I was at a loss as to how to define myself as a woman. It was Patricia Gundry’s foundational egalitarian book, Woman Be Free that made the first crack in my confusion. Published in 1977, it attempted to give a basic overview of the Christian egalitarian position. Chapter three addressed common threats that are made against women to keep them from pushing back against a patriarchal system. Gundry explained that one such threat is the idea that women who step outside their role of submission might lose their femininity, the thing that makes men celebrate them as female.
Gundry, on the other hand, defined femininity as “an elusive quality women have that appeals to men….You can make every effort to pin it down, but it will escape you… A woman cannot lose her femininity, because it is not a thing. Femininity is the very essence of a woman. And she cannot lose what she is” (31).
This was a new thought to chew on. Could femininity, and therefore masculinity, be mysterious qualities we possess simply by virtue of being? Could they exist without a concrete list of bullet points hammering them out?
I went to my mother with these questions. I supposed if anyone should be able to help me figure out my femininity, it was the woman who gave me most of my female genetics in the first place. Mom did not specifically identify as “egalitarian,” because she didn’t care about labels, but she and my dad had always lived what appeared to be an egalitarian marital ethic, so I figured she was a safe subject to question on the nature of our place in the world.
“Mom,” I asked bluntly, “what is the difference between women and men? What thing or things always make us different from each other?”
My mom laughed out loud. “Honey,” she said, “you are never going to find an answer to that question that is always true for every woman and every man.”
So, scholarly research and practical parental advice brought me to the same place. I turned this answer over in my mind for several weeks–then several years. I eased into that definition of femininity in my mind and discovered a freedom that’s difficult to explain. It meant that no matter what I did or didn’t do, no matter what mistakes I made or what triumphs, no matter what happened to me beyond my control, a huge chunk of my identity could never change. It would always be part of me. I couldn’t say the same about other identity markers in my life, such as my career, my relationships, or my socio-economic standing.
It felt too ambiguous at first, this inability to classify what “being a woman” or “being a man” looked like. In time, however, it became beautiful. I began to appreciate the full range of personality expression demonstrated by the women around me, and the same for men.
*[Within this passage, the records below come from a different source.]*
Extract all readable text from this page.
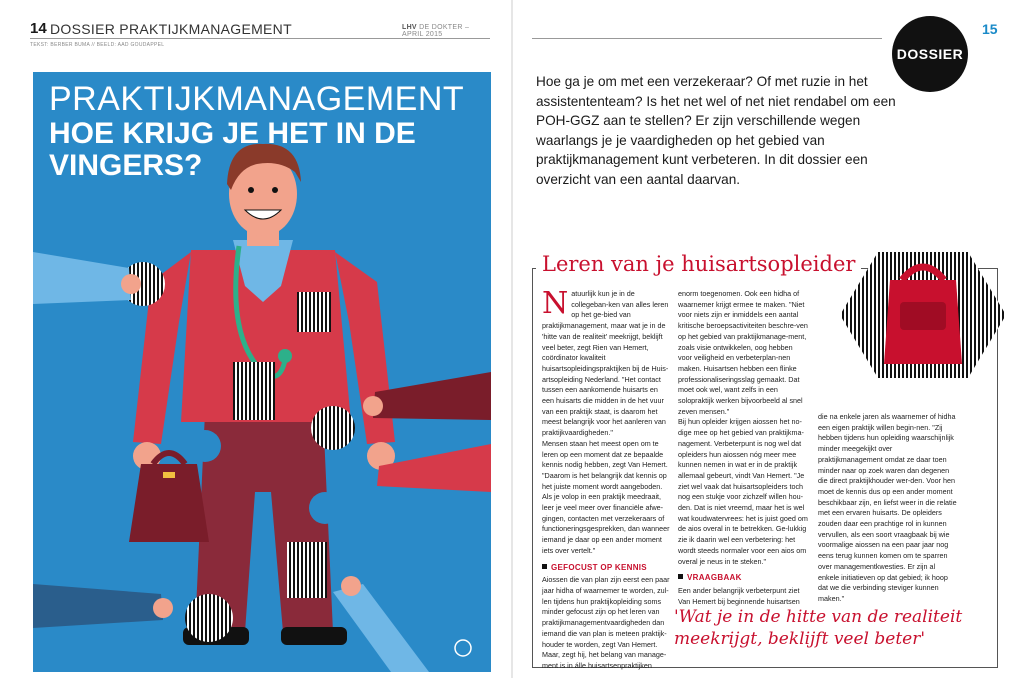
14 DOSSIER PRAKTIJKMANAGEMENT	LHV DE DOKTER – APRIL 2015
TEKST: BERBER BUMA // BEELD: AAD GOUDAPPEL
PRAKTIJKMANAGEMENT
HOE KRIJG JE HET IN DE VINGERS?
DOSSIER
15
Hoe ga je om met een verzekeraar? Of met ruzie in het assistententeam? Is het net wel of net niet rendabel om een POH-GGZ aan te stellen? Er zijn verschillende wegen waarlangs je je vaardigheden op het gebied van praktijkmanagement kunt verbeteren. In dit dossier een overzicht van een aantal daarvan.
Leren van je huisartsopleider

Natuurlijk kun je in de collegeban-ken van alles leren op het ge-bied van praktijkmanagement, maar wat je in de 'hitte van de realiteit' meekrijgt, beklijft veel beter, zegt Rien van Hemert, coördinator kwaliteit huisartsopleidingspraktijken bij de Huis-artsopleiding Nederland. "Het contact tussen een aankomende huisarts en een huisarts die midden in de het vuur van een praktijk staat, is daarom het meest belangrijk voor het aanleren van praktijkvaardigheden."

Mensen staan het meest open om te leren op een moment dat ze bepaalde kennis nodig hebben, zegt Van Hemert. "Daarom is het belangrijk dat kennis op het juiste moment wordt aangeboden. Als je volop in een praktijk meedraait, leer je veel meer over financiële afwe-gingen, contacten met verzekeraars of functioneringsgesprekken, dan wanneer iemand je daar op een ander moment iets over vertelt."

GEFOCUST OP KENNIS

Aiossen die van plan zijn eerst een paar jaar hidha of waarnemer te worden, zul-len tijdens hun praktijkopleiding soms minder gefocust zijn op het leren van praktijkmanagementvaardigheden dan iemand die van plan is meteen praktijk-houder te worden, zegt Van Hemert. Maar, zegt hij, het belang van manage-ment is in álle huisartsenpraktijken

enorm toegenomen. Ook een hidha of waarnemer krijgt ermee te maken. "Niet voor niets zijn er inmiddels een aantal kritische beroepsactiviteiten beschre-ven op het gebied van praktijkmanage-ment, zoals visie ontwikkelen, oog hebben voor veiligheid en verbeterplan-nen maken. Huisartsen hebben een flinke professionaliseringsslag gemaakt. Dat moet ook wel, want zelfs in een solopraktijk werken bijvoorbeeld al snel zeven mensen."

Bij hun opleider krijgen aiossen het no-dige mee op het gebied van praktijkma-nagement. Verbeterpunt is nog wel dat opleiders hun aiossen nóg meer mee kunnen nemen in wat er in de praktijk allemaal gebeurt, vindt Van Hemert. "Je ziet wel vaak dat huisartsopleiders toch nog een stukje voor zichzelf willen hou-den. Dat is niet vreemd, maar het is wel wat koudwatervrees: het is juist goed om de aios overal in te betrekken. Ge-lukkig zie ik daarin wel een verbetering: het wordt steeds normaler voor een aios om overal je neus in te steken."

VRAAGBAAK

Een ander belangrijk verbeterpunt ziet Van Hemert bij beginnende huisartsen

die na enkele jaren als waarnemer of hidha een eigen praktijk willen begin-nen. "Zij hebben tijdens hun opleiding waarschijnlijk minder meegekijkt over praktijkmanagement omdat ze daar toen minder naar op zoek waren dan degenen die direct praktijkhouder wer-den. Voor hen moet de kennis dus op een ander moment beschikbaar zijn, en liefst weer in die relatie met een ervaren huisarts. De opleiders zouden daar een prachtige rol in kunnen vervullen, als een soort vraagbaak bij wie voormalige aiossen na een paar jaar nog eens terug kunnen komen om te sparren over managementkwesties. Er zijn al enkele initiatieven op dat gebied; ik hoop dat we die verbinding steviger kunnen maken."

'Wat je in de hitte van de realiteit meekrijgt, beklijft veel beter'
In addition, it freed me up to pursue questions about who I am as a Christ-follower. Rather than pore over Ephesians 5:22-24 for the formula for being female, I now read the entire book of Ephesians to see who I am in relation to Christ and to the rest of the church. Instead of worrying about the supposed Titus 2 checklist, I’m reading Galatians 3 for insight into my standing before God.
In summary, then, you can believe there is meaning in having two genders without having to pin down just how that plays out. You don’t have to “protect” the meaning of gender by quantifying it, as though it were made of glass. Like so many things, it’s a mystery–one that God does not require or expect us to solve. He just wants each person, male or female, to listen for his call in their unique life.